Drug delivery can be provided by silicon-based multilayered drug delivery flow devices fabricated using a conventional microfabrication process, such as to produce a nanopore membrane for continuous passive drug release to maintain a constant drug concentration in a patient's bloodstream throughout the delivery period. Based on known silicon microfabrication technology, including photolithography and reactive ion etching (RIE), the dimensions of the nanochannel areas, as well as microchannel areas, can be well controlled, thus providing a steady, constant drug release rate over an extended time period. These known multilayered nanochannel structures extend the limit of release rate range over a single-layer nanochannel system, and allow a wide range of pre-defined porosity to achieve essentially any desired drug release rate using any desired nanochannel size. The nanochannel length can generally be reduced to the nanofabrication limit of the process, i.e., 10 s of nms.
A conventional nanochannel drug delivery system membrane comprises a sandwich including a thin top layer, horizontal nanochannels, and a thicker bottom wafer (or chip). The nanochannel thickness controls the rate of drug release. The thin top layer houses an array of nanochannels that provides the inlet port for diffusing drug molecules. The top layer functions as a lid for the nanochannels by providing the nanochannels a top surface. The nanochannels may be fabricated by a sacrificial layer technique to obtain smooth surfaces and well controlled dimensions.

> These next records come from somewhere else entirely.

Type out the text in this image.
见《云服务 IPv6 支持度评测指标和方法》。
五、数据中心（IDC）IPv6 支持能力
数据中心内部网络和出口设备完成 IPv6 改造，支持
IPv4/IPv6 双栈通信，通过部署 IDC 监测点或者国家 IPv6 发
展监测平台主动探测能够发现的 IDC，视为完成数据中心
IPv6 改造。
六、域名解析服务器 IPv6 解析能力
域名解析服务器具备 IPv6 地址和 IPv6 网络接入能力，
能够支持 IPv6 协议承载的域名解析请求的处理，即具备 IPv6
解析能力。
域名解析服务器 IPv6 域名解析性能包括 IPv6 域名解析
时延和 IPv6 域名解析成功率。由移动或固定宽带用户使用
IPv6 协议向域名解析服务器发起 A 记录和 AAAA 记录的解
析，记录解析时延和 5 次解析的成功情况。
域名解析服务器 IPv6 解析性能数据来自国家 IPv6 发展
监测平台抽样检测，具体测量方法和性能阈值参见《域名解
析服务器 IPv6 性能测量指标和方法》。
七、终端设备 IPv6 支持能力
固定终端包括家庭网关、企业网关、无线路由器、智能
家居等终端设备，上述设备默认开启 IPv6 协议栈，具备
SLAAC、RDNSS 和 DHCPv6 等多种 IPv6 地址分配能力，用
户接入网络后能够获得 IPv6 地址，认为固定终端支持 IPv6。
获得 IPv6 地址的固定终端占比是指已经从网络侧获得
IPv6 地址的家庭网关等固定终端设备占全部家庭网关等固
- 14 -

Issues with materials inside the human body include rejection by the body, causing basically an infection, where the material acts as a foreign agent. A second issue arises when the body can dissolve the material. One problem with conventional silicon-based drug-delivery devices is that silicon tends to dissolve in the body, and thus can lead to adverse effects. Silicon-based drug delivery devices must thus generally be protected (coated) by body-friendly non-silicon layers such as silicon nitride or tungsten, which adds steps to the process and raises the cost of the device.